L'ancien gardien qui s'était échangé lui-même aux Nordiques!

Publié | Mis à jour

La transaction qui a amené Daniel Bouchard avec les Nordiques de Québec en 1981 a complètement changé l’histoire de la saison des Fleurdelisés. Et dire que cette transaction a été négociée par... Bouchard lui-même.

L’ancien flamboyant gardien faisait partie des nombreux anciens Nordiques et Remparts présents vendredi au Centre Vidéotron dans le cadre du match commémoratif 40e anniversaire du premier match des Nordiques dans la LNH, opposant les Remparts de Québec au Drakkar de Baie-Comeau.

De fort bonne humeur, celui qui réside maintenant dans la région d’Atlanta est revenu sur cet échange pour le moins unique dans l’histoire de la LNH. Et c’est peu dire.

À ce moment, Bouchard, le partant des Flames de Calgary (autrefois d’Atlanta) depuis huit saisons voyait son temps de jeu réduit. Le 27 janvier au matin, il apprend que ce n’est pas lui qui jouera le prochain match face aux Oilers d’Edmonton, les rivaux de l’Alberta.

Insatisfait, le natif de Val-d’Or décide de prendre les choses en main.

« Quand j’ai su que je ne jouais pas, je me suis dit parfait, la porte s’ouvre. Je suis monté dans le bureau de Cliff Fletcher (le directeur général des Flames) et j’ai décidé de lui lancer un défi. Il m’avait déjà dit que personne ne me voulait, alors je lui ai dit de me donner le droit de faire deux coups de téléphone et que j’allais réussir à m’échanger », raconte-t-il.

Un seul appel

Fletcher, pris au dépourvu, accepte la requête de Bouchard. Après tout, il avait déjà tenté d’échanger son gardien vétéran, et ce, sans succès.

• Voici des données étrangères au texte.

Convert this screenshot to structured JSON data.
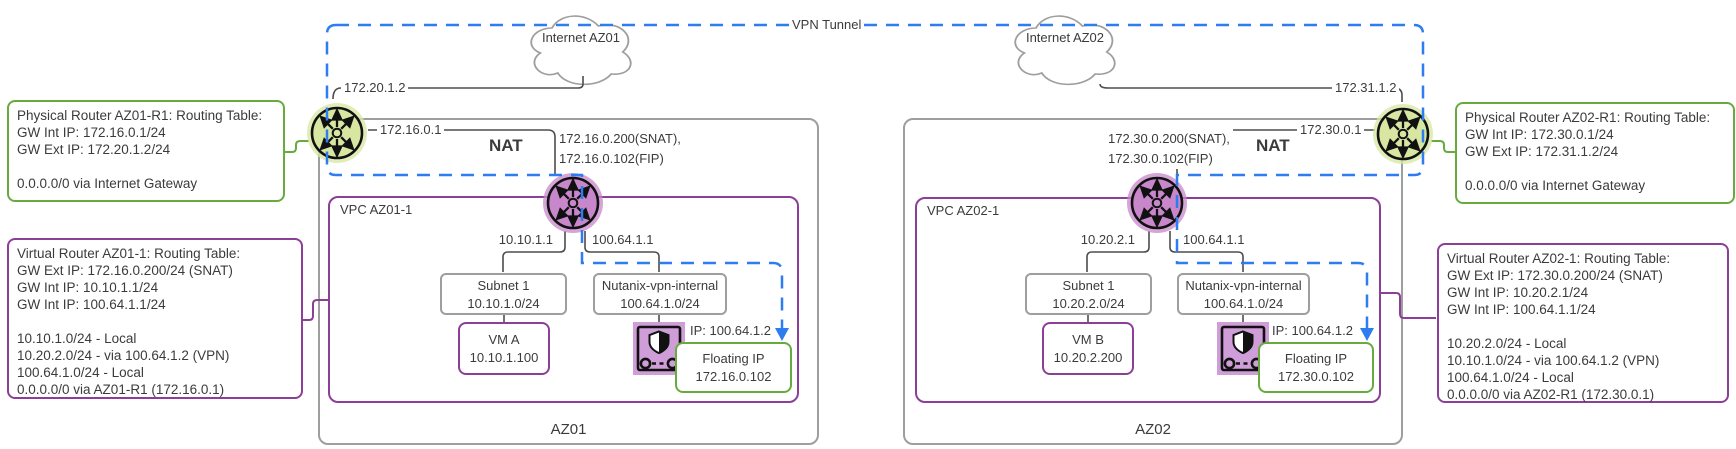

Bouchard décide alors de regarder le classement de la LNH afin de voir quelle équipe il pourrait aider. Il voit alors que les Nordiques traversent une période difficile et qu’ils se battent pour une place en séries. L’équipe était au milieu d’une séquence de cinq défaites de suite et n’avait gagné qu’une seule fois à ses 17 derniers matchs.

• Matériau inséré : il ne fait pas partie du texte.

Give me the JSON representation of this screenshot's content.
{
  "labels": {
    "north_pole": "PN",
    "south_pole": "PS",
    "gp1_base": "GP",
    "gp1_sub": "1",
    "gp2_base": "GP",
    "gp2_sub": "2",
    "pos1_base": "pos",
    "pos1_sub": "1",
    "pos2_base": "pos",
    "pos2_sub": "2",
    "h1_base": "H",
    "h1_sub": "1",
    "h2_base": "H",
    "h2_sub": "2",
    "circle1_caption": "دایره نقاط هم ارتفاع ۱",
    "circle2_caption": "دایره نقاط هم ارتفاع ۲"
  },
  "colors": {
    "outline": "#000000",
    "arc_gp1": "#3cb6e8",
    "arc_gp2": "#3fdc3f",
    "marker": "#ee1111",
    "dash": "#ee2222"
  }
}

Il demande alors à la secrétaire de Fletcher d’entrer en contact avec celle de Filion.

Puis, dans une scène invraisemblable, le gardien des Flames de Calgary et le directeur général des Nordiques de Québec sont au bout du fil l’un avec l’autre pour discuter d’un échange.

« Je lui ai dit : “Maurice, c’est Dan. Je vais aller droit au but. Si tu ne fais pas les séries, tu perds ta job. Je vais venir jouer pour vous, tu vas faire les séries, tu vas garder ta job pis moi je vais aller tester le marché des joueurs autonomes. C’est un bon deal”. »

Bouchard se souvient que Filion a d’abord cru à un coup de téléphone, mais, après avoir compris le sérieux de la chose, accepte de négocier. Bouchard lui demande alors de lui envoyer un joueur « avec une bonne éthique de travail, mais pas Dale Hunter », en retour. Le nom de l'attaquant Jamie Hislop fait alors surface, et le marché est conclu.

Bonne acquisition

Dès son arrivée, Bouchard aligne les bonnes prestations et permet aux Nordiques de se tailler une place en séries éliminatoires.

« C’est la meilleure transaction que Maurice a faite, mentionne quant à lui Michel Bergeron au bout du fil. Son arrivée avait été un baume pour nous. Daniel, c’était tout un compétiteur et c’est grâce à lui qu’on avait fait les séries. »

Le gardien avait finalement décidé de rester à Québec après la saison et avait passé les quatre suivantes dans l’uniforme des Bleus avant de terminer sa carrière avec les Jets de Winnipeg.

Difficile de se tromper en disant qu’on ne reverra jamais ce genre de transaction dans la LNH.